Going into the weekend I’m stoked. Not just because of my word count, although I’m happy I made it over 10K in spite of all the issues this week, but because of what I’m learning. Such as:
1. I do better if I break up my writing. About 800 words in the morning before the kids get up, a good hour of writing in the afternoon, and then finish my goal at night. That way I’m not loosing my house or my children to my work. It’s not what Dave Wolverton told us to do, but it’s working with the kid’s schooling and my church obligations in the evenings. You do what works for the situation you’re in. And I love Dave – if you don’t get his Kick in the Pants emails, you’re really missing out.
2. I’m capable! Who knew? All this time I had taken the advice not to move on until the first few pages were PERFECT and had stumped my growth! Not that I haven’t learned in the past few years or grown, but there is a difference in the way you feel when you’re enjoying writing verses being frustrated because it never turns out perfect. Much easier and productive to get in the zone.
3. I don’t have delusions of grandeur. I know for a fact that I’m writing very sloppy work right now. I’ve got adverbs all over the place. My husband asked me, “Can I read some of it when I got home?” and I cringed. I said, “Let me do some editing first.” Some meaning A LOT.
4. Work ethic. Habit. Goal setting. Whatever you want to call it, it’s working for me. I’ve never set a goal of word count or any such thing before. My biggest goals have been to have enough manuscript written well enough not to get laughed out of a writing conference. I haven’t missed a goal yet. 😉 But… I can see I benefit from deadlines.
5. Last, I learned that anything can be used as an excuse. Likewise, anything can be used as a reason. I haven’t blogged about the week because it was a REALLY hard week on the stress factor machine. It hasn’t been easy, and I fell asleep twice with the laptop on my chest while I was still writing, but I found because I was loving it so much, I didn’t want to quit when I woke up. Decide what you want, fall in love, and bulldog it. Don’t let go. If you do, expect to be disappointed.
5 Days, 5 Lessons. Whew.
And today is Day 6! Ready? Set? Write!
You are awesome!
I really admire how you’ve taken off with your writing!
Thank you Elizabeth. I am still in the honeymoon stage. In another week or so I’m hoping I will have built up enough momentum that when it gets tough I will be able to accomplish the goal. =)

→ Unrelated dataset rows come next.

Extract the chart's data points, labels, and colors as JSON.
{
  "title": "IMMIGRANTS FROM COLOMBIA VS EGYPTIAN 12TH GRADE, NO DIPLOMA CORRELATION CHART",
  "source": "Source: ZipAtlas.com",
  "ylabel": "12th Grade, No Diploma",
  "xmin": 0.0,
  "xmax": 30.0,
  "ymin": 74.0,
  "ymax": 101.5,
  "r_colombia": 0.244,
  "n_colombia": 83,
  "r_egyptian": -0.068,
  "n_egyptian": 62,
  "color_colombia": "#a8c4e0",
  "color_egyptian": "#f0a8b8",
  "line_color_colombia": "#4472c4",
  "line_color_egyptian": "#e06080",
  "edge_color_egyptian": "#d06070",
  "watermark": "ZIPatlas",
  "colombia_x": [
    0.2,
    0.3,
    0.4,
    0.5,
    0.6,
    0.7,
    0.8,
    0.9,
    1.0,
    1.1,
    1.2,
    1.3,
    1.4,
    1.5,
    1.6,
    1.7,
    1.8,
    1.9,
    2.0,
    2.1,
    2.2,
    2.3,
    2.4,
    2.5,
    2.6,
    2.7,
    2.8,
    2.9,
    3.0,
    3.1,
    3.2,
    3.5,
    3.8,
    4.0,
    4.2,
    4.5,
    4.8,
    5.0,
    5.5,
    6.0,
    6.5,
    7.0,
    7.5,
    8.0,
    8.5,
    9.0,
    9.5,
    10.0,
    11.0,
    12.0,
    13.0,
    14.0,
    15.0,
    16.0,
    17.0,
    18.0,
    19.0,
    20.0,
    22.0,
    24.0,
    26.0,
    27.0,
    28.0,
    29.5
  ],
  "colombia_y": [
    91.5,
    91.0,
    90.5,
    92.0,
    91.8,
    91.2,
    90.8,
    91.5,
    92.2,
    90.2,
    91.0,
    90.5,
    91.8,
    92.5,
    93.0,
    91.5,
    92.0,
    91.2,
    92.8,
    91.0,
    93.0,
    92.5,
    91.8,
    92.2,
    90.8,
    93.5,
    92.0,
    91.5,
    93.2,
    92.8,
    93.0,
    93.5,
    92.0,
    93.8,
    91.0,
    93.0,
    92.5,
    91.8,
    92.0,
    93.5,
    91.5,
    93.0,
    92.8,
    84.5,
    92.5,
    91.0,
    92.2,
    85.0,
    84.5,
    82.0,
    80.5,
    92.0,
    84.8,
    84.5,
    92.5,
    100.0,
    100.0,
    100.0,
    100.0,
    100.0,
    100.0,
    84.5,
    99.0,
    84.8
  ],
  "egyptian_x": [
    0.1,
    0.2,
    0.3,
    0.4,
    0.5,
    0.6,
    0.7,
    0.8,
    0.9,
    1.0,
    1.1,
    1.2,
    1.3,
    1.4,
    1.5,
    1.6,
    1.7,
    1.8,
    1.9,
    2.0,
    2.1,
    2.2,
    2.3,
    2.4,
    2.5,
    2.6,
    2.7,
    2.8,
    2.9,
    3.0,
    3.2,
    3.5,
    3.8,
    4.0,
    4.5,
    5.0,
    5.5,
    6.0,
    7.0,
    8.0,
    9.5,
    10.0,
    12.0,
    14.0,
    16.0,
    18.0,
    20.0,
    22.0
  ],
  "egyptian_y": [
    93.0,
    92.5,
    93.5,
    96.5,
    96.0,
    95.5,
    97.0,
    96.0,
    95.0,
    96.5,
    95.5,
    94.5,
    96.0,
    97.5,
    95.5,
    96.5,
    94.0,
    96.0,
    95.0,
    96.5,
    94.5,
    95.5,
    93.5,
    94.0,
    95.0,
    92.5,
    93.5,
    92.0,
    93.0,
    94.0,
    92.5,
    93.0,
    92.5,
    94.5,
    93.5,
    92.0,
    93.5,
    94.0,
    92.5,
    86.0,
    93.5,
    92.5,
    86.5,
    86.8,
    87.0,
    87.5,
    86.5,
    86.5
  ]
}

I break up the writing too. I have a terrible concentration span and I find if I write for hours and hours that halfway through I switch off. So what I do is write in bursts of about 45 minutes several times a day. I actually write double what I would write in a block of 4 or 5 hours that way because while I’ve been doing other things I have been thinking about what I’m going to write and it just pours oput of me. It’s not a method that works for everyone, but I like it!